Tina K. Russell

July 26, 2008

Back-Seat Thriving

Filed under: Uncategorized — Tags: , , — Tina Russell @ 10:44 pm

Thriving on Vague Objectives(Those of you just tuning in: I’m transsexual. Riftgirl here is transsexual. By writing about her post, I hereby violate the “two tranny rule.” Onward…)

Since transitioning from male-to-female nearly six years ago, I’ve learned that much of what may be considered implausible has more to do with mindsets than actual limitations. For the most part, my current everyday reality far surpasses any of the fantasies I harbored while eyes glued to the television during my pre-teens. I’ve established a successful career, have a number of friends that I hold near and dear, and family relations are at long last solid. (What can I say? My nieces and nephews think I’m cool.) Sure, my ongoing search for a significant other — or even insignificant at times — continues. But that’s certainly not unique for a transgender individual — at least not according to the Saturday night recaps shared by non-trans gal pals over Sunday brunch.
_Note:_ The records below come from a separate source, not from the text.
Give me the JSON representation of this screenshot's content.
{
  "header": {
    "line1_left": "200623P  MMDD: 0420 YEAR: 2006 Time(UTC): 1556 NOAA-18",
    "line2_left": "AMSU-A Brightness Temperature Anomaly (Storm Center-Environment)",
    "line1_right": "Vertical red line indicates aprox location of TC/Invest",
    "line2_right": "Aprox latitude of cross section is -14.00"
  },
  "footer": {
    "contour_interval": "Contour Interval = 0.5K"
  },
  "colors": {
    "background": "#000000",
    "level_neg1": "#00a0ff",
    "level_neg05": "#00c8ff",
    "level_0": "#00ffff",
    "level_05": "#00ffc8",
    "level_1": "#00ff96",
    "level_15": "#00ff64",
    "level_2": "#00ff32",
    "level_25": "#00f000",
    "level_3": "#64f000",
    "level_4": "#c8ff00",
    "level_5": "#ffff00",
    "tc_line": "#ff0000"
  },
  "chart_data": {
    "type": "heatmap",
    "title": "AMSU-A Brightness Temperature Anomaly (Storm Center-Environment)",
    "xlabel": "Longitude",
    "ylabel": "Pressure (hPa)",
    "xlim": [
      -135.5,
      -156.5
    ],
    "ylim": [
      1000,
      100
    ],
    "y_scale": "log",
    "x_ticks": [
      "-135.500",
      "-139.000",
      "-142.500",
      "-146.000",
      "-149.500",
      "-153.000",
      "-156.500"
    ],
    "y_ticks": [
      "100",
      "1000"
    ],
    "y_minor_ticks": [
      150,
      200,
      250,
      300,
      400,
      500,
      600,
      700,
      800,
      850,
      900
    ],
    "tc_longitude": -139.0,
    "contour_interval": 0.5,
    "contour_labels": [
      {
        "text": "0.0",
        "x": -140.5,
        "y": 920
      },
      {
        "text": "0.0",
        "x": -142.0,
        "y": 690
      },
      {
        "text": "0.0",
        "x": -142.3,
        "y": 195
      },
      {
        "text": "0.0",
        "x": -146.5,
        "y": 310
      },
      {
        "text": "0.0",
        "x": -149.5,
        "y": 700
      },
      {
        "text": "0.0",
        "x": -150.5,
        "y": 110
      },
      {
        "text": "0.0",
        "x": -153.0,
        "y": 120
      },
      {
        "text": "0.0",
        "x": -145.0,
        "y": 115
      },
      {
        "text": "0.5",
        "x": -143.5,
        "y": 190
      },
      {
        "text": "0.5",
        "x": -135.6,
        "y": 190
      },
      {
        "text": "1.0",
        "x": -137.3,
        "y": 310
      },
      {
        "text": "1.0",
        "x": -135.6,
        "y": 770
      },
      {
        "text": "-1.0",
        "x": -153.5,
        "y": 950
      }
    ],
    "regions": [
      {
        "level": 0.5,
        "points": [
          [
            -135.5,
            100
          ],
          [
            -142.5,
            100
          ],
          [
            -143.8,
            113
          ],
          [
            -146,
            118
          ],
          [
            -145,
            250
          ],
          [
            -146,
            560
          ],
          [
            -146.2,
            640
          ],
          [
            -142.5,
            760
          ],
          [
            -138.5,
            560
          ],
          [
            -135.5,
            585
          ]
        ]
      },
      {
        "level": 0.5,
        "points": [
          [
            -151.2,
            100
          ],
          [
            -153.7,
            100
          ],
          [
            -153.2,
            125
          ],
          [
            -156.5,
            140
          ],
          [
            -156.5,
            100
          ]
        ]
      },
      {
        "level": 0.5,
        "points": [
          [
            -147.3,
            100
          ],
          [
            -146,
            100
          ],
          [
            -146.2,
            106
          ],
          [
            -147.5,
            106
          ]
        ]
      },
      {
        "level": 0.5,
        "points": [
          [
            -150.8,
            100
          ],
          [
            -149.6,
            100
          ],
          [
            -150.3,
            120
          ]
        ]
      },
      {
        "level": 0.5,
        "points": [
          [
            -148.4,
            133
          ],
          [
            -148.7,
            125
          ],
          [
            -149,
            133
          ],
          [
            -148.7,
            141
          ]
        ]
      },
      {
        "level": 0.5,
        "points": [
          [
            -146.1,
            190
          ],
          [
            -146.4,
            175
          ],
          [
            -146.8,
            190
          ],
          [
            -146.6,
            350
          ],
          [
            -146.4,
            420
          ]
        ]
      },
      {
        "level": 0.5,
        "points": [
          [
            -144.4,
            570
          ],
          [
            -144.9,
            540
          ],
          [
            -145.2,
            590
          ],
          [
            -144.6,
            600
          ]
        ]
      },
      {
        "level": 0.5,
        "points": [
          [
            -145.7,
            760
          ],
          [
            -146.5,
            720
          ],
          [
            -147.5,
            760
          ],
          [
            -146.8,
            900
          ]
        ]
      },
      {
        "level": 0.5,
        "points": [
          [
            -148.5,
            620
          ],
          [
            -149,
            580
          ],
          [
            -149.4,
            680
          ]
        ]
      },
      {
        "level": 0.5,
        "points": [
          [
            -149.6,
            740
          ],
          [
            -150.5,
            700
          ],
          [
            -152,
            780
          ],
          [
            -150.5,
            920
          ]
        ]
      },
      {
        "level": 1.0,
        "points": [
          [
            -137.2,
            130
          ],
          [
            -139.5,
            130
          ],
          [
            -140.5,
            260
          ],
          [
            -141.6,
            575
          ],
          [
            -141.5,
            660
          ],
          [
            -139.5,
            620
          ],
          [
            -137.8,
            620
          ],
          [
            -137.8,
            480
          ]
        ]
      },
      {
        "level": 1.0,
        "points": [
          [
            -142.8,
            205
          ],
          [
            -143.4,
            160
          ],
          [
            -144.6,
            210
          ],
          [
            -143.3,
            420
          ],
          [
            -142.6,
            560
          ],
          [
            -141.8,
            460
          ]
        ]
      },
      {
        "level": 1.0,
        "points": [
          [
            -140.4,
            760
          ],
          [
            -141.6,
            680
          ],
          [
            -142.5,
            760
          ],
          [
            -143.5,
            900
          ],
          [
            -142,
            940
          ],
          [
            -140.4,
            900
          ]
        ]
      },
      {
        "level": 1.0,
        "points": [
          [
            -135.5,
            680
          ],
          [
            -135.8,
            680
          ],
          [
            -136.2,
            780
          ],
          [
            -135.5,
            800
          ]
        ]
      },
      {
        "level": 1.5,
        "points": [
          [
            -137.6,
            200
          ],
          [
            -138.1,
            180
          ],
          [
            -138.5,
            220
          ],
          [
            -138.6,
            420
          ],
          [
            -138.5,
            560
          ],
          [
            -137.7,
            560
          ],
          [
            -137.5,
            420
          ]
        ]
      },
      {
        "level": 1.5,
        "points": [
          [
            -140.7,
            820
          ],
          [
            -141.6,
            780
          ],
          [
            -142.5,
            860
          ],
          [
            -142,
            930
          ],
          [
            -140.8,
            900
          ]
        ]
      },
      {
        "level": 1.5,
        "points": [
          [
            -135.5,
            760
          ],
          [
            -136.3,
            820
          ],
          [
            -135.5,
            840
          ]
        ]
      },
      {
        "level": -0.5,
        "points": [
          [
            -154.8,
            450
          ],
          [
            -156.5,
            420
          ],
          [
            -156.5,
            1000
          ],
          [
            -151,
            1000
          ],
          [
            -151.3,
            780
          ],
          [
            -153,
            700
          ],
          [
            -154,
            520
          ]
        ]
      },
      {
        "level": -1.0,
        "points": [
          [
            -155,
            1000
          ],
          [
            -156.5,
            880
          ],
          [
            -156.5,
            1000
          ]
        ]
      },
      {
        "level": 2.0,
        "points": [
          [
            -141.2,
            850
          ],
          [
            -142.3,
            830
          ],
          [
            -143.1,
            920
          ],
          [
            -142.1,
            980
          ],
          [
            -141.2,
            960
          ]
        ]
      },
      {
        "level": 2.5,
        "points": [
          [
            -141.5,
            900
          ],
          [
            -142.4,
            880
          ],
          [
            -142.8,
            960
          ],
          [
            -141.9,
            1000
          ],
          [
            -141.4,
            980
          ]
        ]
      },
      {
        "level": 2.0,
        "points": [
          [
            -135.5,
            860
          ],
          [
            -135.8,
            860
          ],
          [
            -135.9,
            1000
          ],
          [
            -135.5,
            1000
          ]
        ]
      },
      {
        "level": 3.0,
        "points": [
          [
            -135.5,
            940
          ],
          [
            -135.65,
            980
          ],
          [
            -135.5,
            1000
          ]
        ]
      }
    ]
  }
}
So, all in all, I suppose you’d say I’m a success. But that term disturbs me — success. When it comes tumbling out from somebody’s mouth and rolling towards me, I tend to question the criteria used in making the determination. Particularly when a guy I’m dating says it. Does he think so because through it all I’ve managed to hold my life together and still retain an outlook that’s decidedly half-full? Or does he believe the compliment is merited solely based on any semblance I might bear to the cover of this month’s Maxim — despite my genetic circumstance?

Yeah, I know people like that mean well, but it always bothers me when people compliment me simply not for making a mess of my life. Have I made any accomplishments besides merely breaking even?

Just to make sure nobody gets mad at me in the comments, yes, simply not making a mess of one’s life is often difficult for anyone. I’m just not sure you understand how condescending it is to be praised for a bare minimum. It’s happened to me many times before.

Once, a social worker complimented me for “thriving.” He had seen me twice in five years–I’m disturbingly recognizable–and this was the first time he communicated with me. He was basing his assessment on the fact that I had grown up to be someone who was smiling and talking with friends. Oh, wow! I have friends. And a working mouth.

I don’t want to dump on people for trying to make me feel good about myself, but damn, please try not to say (in essence) “congratulations! You’ve made it to the place that everyone else starts from.” Maybe, in five years, I’ll complement you on how well you’ve recovered from my punch to your mouth.


I tried to find a reference for the “two tranny rule,” a situation in which a trans woman is afraid to be near another of her ilk due to fear that it makes her twice as likely to be read as transsexual. (Y’know, two Adam’s apples, and people start to wonder… I do find my big hands pretty sexy, though.) The whole concept, when I heard about it, I thought was funny and it makes me giggle a bit, thinking about it when next to one of my trans friends in public (a freewheeling thought of “Whooo! I’m breaking the two tranny rule!”).

To my shame, my Google powers failed me and I could not find wherever it was that I read about the concept. I did find this gem, though: a Yahoo Answers post asking the immortal question:

In a democracy, how can we best protect against the tranny of the majority?

That’s right, fools! Look out! I am the tranny of the majority! Fear me!